What do I teach my children about these times?

Use the Penny Catechism for young children. In addition to the truths of the Faith,.
and the Sacraments, it contains basic prayers.
The Cathechism of the Council of Trent or St. Pius X Catechism for older children.

That the world is in apostasy---older children.
Not to become attached to the world---its spirit mostly; the world is opposed to the True Religion.
The most important thing is eternity--- to save one's soul.
We must love our country, even if it seems to not love us. This is the virtue of patria.
The most patriotic act a Catholic can do is to be a holy Catholic because a fervent Catholic who
is becoming sanctified is the best citizen of any country.
The Social Reign of Christ the King---they should know about Quas Primas of Pope Pius XI
Love of Our Lady and St. Joseph; to pray to discern their vocations;
if marriage, boys and girls should begin prayer early for their prospective spouses.
if a religious calling, a good priest should advise. Boys who are called to discern
a vocation to the priesthood should be especially attentive to the Holy Virgin.
Consecration to both, especially the Holy Virgin.
Begin each day with the Morning Offering.
Never omit the daily Rosary---five decades for sure.
The Three Hail Mary's Practice, daily without fail.
To spend time with their Guardian Angels. To always ask their help and advice.
Love of their parents, respect and devotion---many graces flow from this virtue.
Modesty in dress a must and why---particularly girls and women.
That fathers are the head of the family---Based on St. Paul.
The virtue of holy humility and silence, according to one's state in life and one's duties.
Each child should develop a rule in life.
The dignity and power, the awesome graces of the Holy Mass.
Frequent Confession.
No dating until old enough for marriage---the importance of chastity and virginity, holy purity.
This is always difficult but more so today because of the impure culture. Custody of the eyes.

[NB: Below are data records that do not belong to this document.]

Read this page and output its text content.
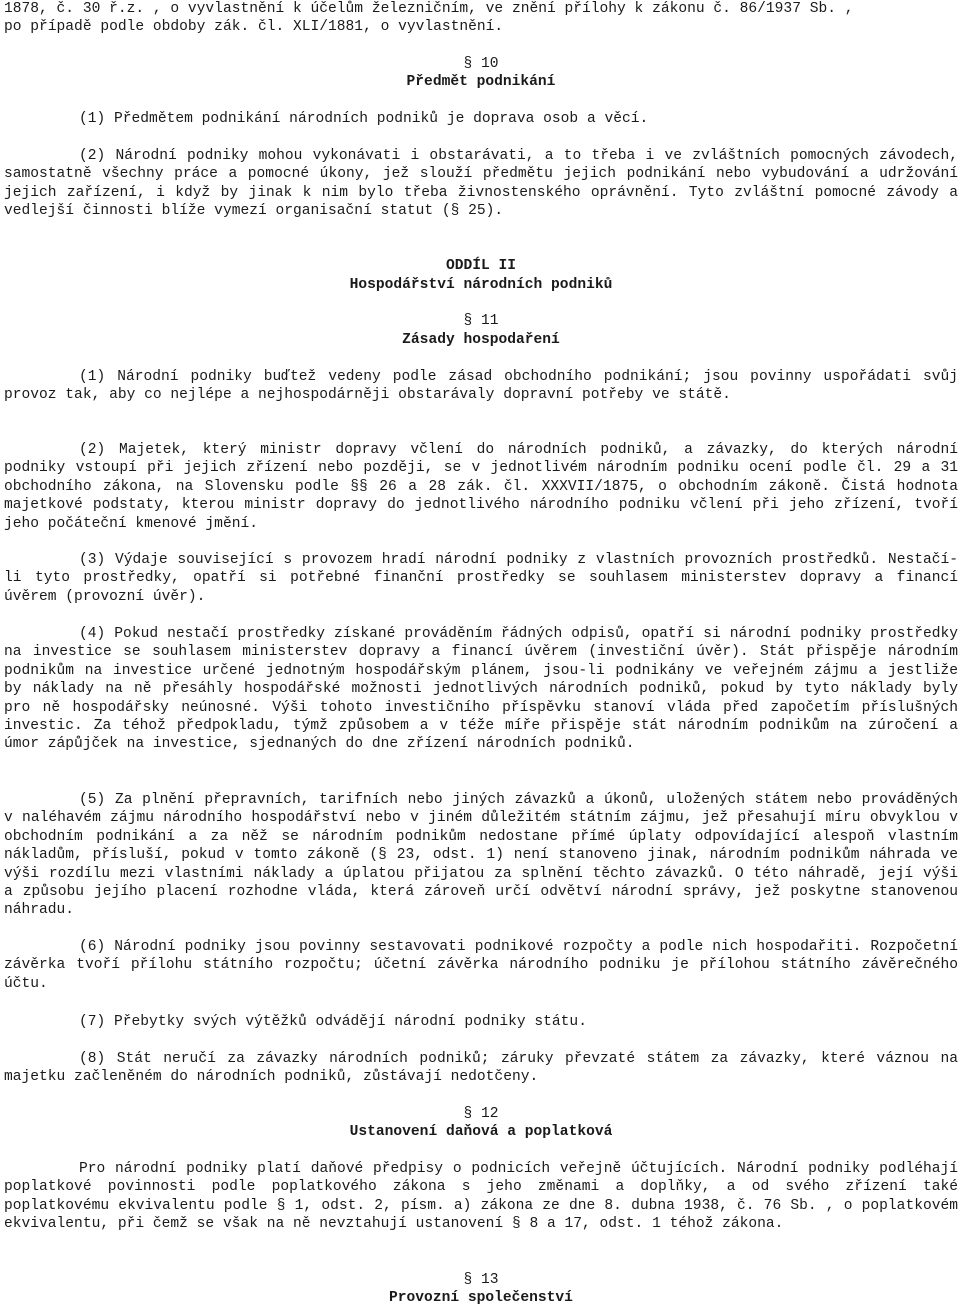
1878, č. 30 ř.z. , o vyvlastnění k účelům železničním, ve znění přílohy k zákonu č. 86/1937 Sb. ,
po případě podle obdoby zák. čl. XLI/1881, o vyvlastnění.
§ 10
Předmět podnikání

(1) Předmětem podnikání národních podniků je doprava osob a věcí.

(2) Národní podniky mohou vykonávati i obstarávati, a to třeba i ve zvláštních pomocných závodech, samostatně všechny práce a pomocné úkony, jež slouží předmětu jejich podnikání nebo vybudování a udržování jejich zařízení, i když by jinak k nim bylo třeba živnostenského oprávnění. Tyto zvláštní pomocné závody a vedlejší činnosti blíže vymezí organisační statut (§ 25).

ODDÍL II
Hospodářství národních podniků
§ 11
Zásady hospodaření

(1) Národní podniky buďtež vedeny podle zásad obchodního podnikání; jsou povinny uspořádati svůj provoz tak, aby co nejlépe a nejhospodárněji obstarávaly dopravní potřeby ve státě.

(2) Majetek, který ministr dopravy včlení do národních podniků, a závazky, do kterých národní podniky vstoupí při jejich zřízení nebo později, se v jednotlivém národním podniku ocení podle čl. 29 a 31 obchodního zákona, na Slovensku podle §§ 26 a 28 zák. čl. XXXVII/1875, o obchodním zákoně. Čistá hodnota majetkové podstaty, kterou ministr dopravy do jednotlivého národního podniku včlení při jeho zřízení, tvoří jeho počáteční kmenové jmění.

(3) Výdaje související s provozem hradí národní podniky z vlastních provozních prostředků. Nestačí-li tyto prostředky, opatří si potřebné finanční prostředky se souhlasem ministerstev dopravy a financí úvěrem (provozní úvěr).

(4) Pokud nestačí prostředky získané prováděním řádných odpisů, opatří si národní podniky prostředky na investice se souhlasem ministerstev dopravy a financí úvěrem (investiční úvěr). Stát přispěje národním podnikům na investice určené jednotným hospodářským plánem, jsou-li podnikány ve veřejném zájmu a jestliže by náklady na ně přesáhly hospodářské možnosti jednotlivých národních podniků, pokud by tyto náklady byly pro ně hospodářsky neúnosné. Výši tohoto investičního příspěvku stanoví vláda před započetím příslušných investic. Za téhož předpokladu, týmž způsobem a v téže míře přispěje stát národním podnikům na zúročení a úmor zápůjček na investice, sjednaných do dne zřízení národních podniků.

(5) Za plnění přepravních, tarifních nebo jiných závazků a úkonů, uložených státem nebo prováděných v naléhavém zájmu národního hospodářství nebo v jiném důležitém státním zájmu, jež přesahují míru obvyklou v obchodním podnikání a za něž se národním podnikům nedostane přímé úplaty odpovídající alespoň vlastním nákladům, přísluší, pokud v tomto zákoně (§ 23, odst. 1) není stanoveno jinak, národním podnikům náhrada ve výši rozdílu mezi vlastními náklady a úplatou přijatou za splnění těchto závazků. O této náhradě, její výši a způsobu jejího placení rozhodne vláda, která zároveň určí odvětví národní správy, jež poskytne stanovenou náhradu.

(6) Národní podniky jsou povinny sestavovati podnikové rozpočty a podle nich hospodařiti. Rozpočetní závěrka tvoří přílohu státního rozpočtu; účetní závěrka národního podniku je přílohou státního závěrečného účtu.

(7) Přebytky svých výtěžků odvádějí národní podniky státu.

(8) Stát neručí za závazky národních podniků; záruky převzaté státem za závazky, které váznou na majetku začleněném do národních podniků, zůstávají nedotčeny.

§ 12
Ustanovení daňová a poplatková

Pro národní podniky platí daňové předpisy o podnicích veřejně účtujících. Národní podniky podléhají poplatkové povinnosti podle poplatkového zákona s jeho změnami a doplňky, a od svého zřízení také poplatkovému ekvivalentu podle § 1, odst. 2, písm. a) zákona ze dne 8. dubna 1938, č. 76 Sb. , o poplatkovém ekvivalentu, při čemž se však na ně nevztahují ustanovení § 8 a 17, odst. 1 téhož zákona.

§ 13
Provozní společenství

Three things parents are to avoid, taken from The Catechism of the Council of Trent:

1. By their words and actions they are not to be unduly harsh, so as to not provoke them to anger and discouragement.
2. When a fault needs correction it must be corrected and parents must be diligent; in avoiding harsness some parents become lax, the opposite fault. If one has difficulty determining the degree of moderation and strictness required, one should consult a good priest. If one has a good parent as a friend they can offer some guidance; your own parents if they were proper parents can also.
3. Propose to them worthy goals in life; success and wealth are the ambitions of the world. It is piety that must be fostered and duty to religion.